2. The dryer of claim 1 wherein the base portion includes a port receiving cool air.

3. The dryer of claim 1 wherein the top portion is comprised of one of graphite and silicone carbide.

4. The dryer of claim 1 wherein the base portion is comprised of stainless steel.

5. The dryer of claim 1 wherein the device for transporting the chips comprises a screw conveyor.

6. The dryer of claim 1 further including a baffle disposed between the device for transporting the metal chips and a top wall of the chamber.

7. The dryer of claim 6 wherein the baffle comprises a plurality of removable plates.
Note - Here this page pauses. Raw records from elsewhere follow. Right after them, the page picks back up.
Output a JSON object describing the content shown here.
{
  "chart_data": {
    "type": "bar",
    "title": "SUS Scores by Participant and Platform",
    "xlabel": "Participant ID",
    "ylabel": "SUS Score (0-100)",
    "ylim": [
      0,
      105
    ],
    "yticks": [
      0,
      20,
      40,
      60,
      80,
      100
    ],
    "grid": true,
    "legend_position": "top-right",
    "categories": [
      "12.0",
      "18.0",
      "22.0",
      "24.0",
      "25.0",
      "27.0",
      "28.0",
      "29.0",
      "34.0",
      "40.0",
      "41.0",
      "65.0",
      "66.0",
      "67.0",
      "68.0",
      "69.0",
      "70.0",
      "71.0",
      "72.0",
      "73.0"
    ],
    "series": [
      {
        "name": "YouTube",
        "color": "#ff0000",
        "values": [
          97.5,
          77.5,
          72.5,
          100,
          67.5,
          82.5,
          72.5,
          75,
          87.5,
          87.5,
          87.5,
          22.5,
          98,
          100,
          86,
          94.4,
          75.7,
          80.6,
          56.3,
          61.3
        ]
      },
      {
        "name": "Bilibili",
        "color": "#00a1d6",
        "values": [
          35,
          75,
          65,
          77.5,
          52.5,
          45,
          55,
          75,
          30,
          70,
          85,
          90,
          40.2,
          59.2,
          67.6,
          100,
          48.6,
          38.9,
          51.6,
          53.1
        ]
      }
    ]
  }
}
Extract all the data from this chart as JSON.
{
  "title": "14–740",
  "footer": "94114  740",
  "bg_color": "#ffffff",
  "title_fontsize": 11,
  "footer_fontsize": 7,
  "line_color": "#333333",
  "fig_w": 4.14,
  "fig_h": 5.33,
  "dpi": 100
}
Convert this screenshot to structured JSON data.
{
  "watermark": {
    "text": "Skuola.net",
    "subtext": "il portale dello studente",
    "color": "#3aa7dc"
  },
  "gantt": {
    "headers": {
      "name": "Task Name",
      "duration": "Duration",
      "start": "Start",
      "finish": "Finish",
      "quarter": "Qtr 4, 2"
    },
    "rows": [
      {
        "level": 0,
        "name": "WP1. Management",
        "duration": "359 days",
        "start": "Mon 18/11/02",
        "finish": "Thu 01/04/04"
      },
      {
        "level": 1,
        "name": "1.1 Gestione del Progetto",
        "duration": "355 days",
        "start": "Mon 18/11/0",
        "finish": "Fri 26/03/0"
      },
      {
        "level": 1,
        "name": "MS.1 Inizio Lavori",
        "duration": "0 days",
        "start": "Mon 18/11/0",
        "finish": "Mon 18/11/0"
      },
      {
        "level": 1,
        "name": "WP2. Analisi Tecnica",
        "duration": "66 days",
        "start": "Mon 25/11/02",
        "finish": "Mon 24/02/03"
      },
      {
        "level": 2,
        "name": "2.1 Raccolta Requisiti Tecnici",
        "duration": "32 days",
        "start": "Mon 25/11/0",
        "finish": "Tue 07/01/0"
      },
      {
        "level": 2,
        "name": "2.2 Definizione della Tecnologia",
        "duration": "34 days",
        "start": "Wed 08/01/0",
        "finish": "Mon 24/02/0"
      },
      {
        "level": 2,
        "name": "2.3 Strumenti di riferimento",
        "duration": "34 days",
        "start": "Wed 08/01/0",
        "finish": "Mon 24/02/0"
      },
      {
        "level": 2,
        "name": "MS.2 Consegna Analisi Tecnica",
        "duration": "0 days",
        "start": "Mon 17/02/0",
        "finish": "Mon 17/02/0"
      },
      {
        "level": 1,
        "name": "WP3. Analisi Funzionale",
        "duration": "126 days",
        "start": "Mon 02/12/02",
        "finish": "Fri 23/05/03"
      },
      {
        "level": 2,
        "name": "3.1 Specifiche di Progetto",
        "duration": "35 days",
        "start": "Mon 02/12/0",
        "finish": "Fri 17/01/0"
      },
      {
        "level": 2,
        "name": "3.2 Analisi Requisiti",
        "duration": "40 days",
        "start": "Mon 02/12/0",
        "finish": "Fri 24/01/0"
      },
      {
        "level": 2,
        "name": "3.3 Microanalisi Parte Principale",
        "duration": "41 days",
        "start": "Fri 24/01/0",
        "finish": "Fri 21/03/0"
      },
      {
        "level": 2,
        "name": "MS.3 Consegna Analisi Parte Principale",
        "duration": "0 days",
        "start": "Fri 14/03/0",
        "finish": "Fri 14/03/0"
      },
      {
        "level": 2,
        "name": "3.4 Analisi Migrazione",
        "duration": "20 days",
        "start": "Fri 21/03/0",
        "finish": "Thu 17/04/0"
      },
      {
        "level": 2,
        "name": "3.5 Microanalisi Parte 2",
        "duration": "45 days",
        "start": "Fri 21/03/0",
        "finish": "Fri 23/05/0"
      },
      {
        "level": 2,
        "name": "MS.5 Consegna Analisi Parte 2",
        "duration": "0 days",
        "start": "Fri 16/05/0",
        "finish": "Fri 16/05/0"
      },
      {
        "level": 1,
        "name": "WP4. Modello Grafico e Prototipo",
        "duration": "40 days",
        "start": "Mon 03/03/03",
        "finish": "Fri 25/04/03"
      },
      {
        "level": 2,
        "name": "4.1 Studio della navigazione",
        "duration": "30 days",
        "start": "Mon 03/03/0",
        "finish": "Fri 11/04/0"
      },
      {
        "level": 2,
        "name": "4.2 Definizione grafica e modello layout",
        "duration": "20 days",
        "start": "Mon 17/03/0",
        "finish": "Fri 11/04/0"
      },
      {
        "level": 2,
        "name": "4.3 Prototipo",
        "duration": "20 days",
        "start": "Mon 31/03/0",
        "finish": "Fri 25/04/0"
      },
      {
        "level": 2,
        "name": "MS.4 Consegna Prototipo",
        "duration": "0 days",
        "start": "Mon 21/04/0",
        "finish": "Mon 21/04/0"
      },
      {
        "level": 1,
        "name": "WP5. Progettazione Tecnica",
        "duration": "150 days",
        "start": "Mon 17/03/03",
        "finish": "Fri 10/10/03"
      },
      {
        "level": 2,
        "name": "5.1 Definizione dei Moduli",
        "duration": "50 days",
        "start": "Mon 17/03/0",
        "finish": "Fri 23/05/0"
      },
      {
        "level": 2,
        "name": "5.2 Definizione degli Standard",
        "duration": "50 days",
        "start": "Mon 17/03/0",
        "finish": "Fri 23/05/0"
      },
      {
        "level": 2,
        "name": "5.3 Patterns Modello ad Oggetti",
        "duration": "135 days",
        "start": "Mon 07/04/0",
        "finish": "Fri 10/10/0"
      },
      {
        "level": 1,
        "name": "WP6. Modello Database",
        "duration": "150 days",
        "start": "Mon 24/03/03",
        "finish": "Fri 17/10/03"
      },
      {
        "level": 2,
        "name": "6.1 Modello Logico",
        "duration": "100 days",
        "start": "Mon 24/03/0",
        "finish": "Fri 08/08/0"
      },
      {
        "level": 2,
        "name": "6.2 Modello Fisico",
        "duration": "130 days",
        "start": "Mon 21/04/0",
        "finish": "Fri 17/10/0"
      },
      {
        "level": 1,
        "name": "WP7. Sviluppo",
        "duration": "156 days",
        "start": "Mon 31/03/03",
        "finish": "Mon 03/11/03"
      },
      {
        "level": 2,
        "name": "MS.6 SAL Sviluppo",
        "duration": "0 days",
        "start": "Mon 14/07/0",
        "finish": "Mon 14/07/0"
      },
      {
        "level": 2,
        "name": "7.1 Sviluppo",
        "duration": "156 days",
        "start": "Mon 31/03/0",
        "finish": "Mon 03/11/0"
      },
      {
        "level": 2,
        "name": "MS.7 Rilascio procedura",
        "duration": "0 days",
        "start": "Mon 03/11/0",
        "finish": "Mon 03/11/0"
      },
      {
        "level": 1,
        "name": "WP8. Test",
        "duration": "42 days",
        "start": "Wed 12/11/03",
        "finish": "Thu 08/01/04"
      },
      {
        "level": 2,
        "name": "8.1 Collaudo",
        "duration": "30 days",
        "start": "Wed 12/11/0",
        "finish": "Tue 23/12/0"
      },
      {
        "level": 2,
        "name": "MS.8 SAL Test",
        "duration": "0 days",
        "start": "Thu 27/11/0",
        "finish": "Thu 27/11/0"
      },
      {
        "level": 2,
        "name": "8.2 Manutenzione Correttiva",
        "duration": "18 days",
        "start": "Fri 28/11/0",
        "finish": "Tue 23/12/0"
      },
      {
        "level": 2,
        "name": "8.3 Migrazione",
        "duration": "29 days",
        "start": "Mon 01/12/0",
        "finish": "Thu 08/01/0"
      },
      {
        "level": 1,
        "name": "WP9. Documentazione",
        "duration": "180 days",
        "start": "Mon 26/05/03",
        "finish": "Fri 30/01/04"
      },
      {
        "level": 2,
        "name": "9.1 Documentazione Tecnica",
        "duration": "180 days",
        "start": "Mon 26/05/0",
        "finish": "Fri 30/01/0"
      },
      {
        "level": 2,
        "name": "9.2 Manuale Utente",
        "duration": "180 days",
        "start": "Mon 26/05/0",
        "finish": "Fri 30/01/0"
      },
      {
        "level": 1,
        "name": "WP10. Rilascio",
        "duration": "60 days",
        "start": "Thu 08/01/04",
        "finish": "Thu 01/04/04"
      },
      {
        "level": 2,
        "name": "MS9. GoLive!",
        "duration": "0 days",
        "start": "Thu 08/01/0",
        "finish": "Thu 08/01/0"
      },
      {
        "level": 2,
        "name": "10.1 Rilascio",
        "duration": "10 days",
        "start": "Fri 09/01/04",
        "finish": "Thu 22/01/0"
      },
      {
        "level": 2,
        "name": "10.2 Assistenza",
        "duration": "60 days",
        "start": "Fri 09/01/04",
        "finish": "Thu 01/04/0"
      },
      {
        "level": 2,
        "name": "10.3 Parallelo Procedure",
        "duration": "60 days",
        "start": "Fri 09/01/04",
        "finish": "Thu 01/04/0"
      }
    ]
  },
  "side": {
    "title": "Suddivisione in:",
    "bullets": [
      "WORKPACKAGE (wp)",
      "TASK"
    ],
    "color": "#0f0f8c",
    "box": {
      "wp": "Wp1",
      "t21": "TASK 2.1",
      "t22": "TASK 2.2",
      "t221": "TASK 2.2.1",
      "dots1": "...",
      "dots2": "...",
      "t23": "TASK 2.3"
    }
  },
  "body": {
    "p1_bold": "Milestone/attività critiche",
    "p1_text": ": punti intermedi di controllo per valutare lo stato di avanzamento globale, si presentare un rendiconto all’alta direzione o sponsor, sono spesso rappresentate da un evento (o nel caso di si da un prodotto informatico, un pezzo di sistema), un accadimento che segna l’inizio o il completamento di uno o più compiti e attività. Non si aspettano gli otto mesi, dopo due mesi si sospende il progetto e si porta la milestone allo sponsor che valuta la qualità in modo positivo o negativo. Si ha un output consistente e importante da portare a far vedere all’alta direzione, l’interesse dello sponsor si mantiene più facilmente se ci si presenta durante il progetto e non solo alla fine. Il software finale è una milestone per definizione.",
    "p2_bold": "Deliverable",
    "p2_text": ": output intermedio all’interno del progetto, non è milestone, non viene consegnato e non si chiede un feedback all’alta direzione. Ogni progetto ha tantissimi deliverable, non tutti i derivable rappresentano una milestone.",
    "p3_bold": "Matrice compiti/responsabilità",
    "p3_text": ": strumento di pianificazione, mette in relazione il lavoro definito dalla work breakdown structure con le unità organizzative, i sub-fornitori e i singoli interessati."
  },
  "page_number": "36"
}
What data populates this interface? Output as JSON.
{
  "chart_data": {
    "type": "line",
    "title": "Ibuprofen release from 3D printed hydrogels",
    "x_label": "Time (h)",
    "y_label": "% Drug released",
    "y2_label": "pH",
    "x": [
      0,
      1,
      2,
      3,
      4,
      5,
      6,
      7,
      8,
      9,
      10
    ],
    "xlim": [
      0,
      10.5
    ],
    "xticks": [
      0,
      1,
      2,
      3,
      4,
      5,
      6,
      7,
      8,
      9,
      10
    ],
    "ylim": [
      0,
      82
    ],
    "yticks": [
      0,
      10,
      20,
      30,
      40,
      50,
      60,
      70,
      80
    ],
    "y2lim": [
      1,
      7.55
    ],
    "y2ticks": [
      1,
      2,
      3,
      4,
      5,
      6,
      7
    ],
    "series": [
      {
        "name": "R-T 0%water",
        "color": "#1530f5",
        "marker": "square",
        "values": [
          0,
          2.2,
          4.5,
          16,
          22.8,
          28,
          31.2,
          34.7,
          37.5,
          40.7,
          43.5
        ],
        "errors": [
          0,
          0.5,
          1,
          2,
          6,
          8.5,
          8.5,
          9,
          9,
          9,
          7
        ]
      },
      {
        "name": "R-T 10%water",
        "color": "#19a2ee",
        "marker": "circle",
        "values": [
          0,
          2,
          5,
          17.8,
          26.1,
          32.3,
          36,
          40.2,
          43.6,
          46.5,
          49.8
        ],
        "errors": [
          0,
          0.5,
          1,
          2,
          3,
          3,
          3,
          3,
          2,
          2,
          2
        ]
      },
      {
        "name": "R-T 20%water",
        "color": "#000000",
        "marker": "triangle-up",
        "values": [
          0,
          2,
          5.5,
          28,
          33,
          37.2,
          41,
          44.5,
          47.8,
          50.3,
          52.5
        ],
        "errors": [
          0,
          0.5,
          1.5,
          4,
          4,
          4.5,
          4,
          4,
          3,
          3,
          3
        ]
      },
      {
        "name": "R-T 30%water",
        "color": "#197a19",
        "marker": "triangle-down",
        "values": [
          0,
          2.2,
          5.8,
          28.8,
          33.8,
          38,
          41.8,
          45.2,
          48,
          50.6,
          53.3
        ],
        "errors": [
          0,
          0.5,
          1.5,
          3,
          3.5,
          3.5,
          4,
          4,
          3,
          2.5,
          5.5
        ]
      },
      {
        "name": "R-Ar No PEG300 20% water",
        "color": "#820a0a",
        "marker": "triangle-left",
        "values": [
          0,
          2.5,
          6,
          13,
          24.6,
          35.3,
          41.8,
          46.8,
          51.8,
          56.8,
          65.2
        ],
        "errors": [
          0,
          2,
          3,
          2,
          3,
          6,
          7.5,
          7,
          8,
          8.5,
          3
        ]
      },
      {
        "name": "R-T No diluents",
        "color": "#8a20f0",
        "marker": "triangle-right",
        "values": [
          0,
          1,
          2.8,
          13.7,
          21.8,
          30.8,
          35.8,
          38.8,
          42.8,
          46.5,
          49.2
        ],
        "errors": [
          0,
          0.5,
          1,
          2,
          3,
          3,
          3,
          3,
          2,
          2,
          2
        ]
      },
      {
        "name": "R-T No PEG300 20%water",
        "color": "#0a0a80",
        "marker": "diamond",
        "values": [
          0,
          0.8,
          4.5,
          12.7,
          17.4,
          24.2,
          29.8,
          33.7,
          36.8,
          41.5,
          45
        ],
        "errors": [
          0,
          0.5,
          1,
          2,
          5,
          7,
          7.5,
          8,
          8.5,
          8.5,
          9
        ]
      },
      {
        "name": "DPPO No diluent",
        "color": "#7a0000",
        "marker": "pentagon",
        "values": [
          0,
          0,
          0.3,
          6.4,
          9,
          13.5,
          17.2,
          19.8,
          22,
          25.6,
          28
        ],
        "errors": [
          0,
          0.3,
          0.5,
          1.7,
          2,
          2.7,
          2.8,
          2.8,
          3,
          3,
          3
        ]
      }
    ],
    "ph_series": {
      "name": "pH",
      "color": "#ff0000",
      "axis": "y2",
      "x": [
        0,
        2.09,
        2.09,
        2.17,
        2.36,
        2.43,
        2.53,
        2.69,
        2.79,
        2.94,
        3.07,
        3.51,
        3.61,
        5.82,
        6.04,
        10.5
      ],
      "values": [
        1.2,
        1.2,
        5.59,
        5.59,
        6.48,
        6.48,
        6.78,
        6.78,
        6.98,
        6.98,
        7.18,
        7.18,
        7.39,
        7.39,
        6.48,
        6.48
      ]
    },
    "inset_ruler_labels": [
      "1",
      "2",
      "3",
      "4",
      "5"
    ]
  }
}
10. A dryer for removing at least one of hydrocarbons and moisture from metal chips, the dryer comprising an elongated chamber having an inlet end and an outlet end and a heat source, a conveyor extending between the inlet end and the outlet end, wherein said conveyor is disposed asymmetrically within said chamber.

11. The dryer of claim 10 wherein said conveyor is disposed closer to a base wall of the chamber than to a top wall of the chamber.

12. The dryer of claim 10 further comprising a heat exchanger receiving air from said chamber and returning cooled air to said chamber.

13. The dryer of claim 12 wherein said cooled air is 1000° F. or lower.

14. The dryer of claim 12 wherein said dryer comprises a closed loop system.

15. The dryer of claim 10 wherein said chamber includes a first temperature zone between 700° F. and 1000° F. and a second temperature zone of at least about 1400° F.

16. The dryer of claim 10 wherein the heat source comprises a burner.

17. The dryer of claim 10 wherein recirculated air is introduced to said chamber.

18. The dryer of claim 10 including an inlet for the introduction of ambient air.

19. The dryer of claim 10 wherein said conveyor comprises a screw conveyor.

20. A method of melting metal chips comprising using the dryer of claim 10 to transport said chips to a melting furnace.